After all, texelFetch computes no implicit derivatives.

Calling the three kinds of restrictions 'convergent', 'co-convergent', and 'uniform', we get:

 texture(uniform sampler, uniform texcoord) convergent (co-convergent)
 texelFetch(uniform sampler, texcoord, lod) (co-convergent)
 ballotARB(uniform cond) convergent co-convergent
 barrier() convergent

For the texturing instructions, I put 'co-convergent' in parentheses because these instructions aren't inherently 'co-convergent'. The attribute is only there because of the 'uniform' function argument.

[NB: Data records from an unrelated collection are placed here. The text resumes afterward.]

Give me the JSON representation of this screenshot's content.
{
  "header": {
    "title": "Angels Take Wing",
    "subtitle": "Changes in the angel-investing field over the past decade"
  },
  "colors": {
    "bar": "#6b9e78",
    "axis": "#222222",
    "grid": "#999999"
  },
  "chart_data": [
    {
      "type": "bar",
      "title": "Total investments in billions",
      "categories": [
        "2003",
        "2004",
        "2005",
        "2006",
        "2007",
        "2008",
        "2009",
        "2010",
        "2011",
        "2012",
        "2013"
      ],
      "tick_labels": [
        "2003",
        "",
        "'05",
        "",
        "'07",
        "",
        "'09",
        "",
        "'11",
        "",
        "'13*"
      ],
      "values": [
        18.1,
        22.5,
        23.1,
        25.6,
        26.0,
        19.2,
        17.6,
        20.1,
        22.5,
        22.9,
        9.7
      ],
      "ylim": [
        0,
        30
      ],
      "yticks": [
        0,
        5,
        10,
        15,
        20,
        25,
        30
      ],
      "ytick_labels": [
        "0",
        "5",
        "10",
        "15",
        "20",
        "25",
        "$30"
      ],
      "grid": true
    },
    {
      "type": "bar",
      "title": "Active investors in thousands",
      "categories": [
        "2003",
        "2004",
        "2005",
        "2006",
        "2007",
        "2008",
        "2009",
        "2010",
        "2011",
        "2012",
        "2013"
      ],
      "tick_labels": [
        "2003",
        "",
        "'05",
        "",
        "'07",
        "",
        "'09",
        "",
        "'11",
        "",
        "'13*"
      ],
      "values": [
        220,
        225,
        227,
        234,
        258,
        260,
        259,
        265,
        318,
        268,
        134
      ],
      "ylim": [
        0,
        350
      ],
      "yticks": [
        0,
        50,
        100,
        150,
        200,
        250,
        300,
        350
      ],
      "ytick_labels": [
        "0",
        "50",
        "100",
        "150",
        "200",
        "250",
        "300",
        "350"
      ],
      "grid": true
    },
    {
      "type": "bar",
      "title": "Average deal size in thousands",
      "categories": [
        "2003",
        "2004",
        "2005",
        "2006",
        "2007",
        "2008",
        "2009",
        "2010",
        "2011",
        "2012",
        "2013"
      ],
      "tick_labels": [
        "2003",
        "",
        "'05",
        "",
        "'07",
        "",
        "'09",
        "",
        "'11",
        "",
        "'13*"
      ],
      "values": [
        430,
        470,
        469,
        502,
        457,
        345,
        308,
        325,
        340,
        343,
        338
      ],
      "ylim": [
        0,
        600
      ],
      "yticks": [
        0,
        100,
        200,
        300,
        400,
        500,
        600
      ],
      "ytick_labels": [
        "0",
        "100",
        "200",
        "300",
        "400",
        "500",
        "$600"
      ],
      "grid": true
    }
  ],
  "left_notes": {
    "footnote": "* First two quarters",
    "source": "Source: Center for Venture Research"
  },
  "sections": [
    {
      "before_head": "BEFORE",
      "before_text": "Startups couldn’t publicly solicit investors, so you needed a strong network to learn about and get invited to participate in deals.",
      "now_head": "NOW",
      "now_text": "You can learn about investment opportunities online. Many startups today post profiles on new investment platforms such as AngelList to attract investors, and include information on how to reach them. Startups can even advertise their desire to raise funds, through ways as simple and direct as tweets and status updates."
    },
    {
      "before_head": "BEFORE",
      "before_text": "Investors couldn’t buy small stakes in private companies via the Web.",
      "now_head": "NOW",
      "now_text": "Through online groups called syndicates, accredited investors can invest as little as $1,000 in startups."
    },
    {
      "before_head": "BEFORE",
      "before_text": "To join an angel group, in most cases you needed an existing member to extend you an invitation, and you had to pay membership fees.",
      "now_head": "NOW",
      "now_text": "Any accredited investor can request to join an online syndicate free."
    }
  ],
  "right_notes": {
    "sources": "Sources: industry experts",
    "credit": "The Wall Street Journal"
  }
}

Actually, looking at the examples, it seems that co-convergent only appears when a function has a uniform argument. Then again, the texelFetch function can be moved freely in the CFG by a SIMT-aware pass that can prove that the move doesn't introduce non-uniformity to the sampler argument, so being able to distinguish functions that are inherently co-convergent (like ballotARB) from those that are only implicitly co-convergent (like texture and texelFetch) is still useful.

For added fun, things get muddier when you notice that in practice, AMDGPU doesn't even flag texturing intrinsics as 'convergent' today. Conceptually, the derivative-computing intrinsics need to be convergent to ensure that the texture coordinates for neighbouring pixels are preserved (as in the very first example). However, the AMDGPU backend does register allocation after the CFG has been transformed into the wave-level control-flow graph. So register allocation automatically preserves neighbouring pixels even when a texture instruction is sunk into a location with additional control-flow dependencies.

When we reach a point where vector register allocation happens with respect to the thread-level control-flow graph, then texture instructions really need to be marked as convergent for correctness. (This change would be beneficial overall, but is tricky because scalar register allocation must happen with respect to the wave-level control flow graph. LLVM currently wants to allocate all registers in one pass.)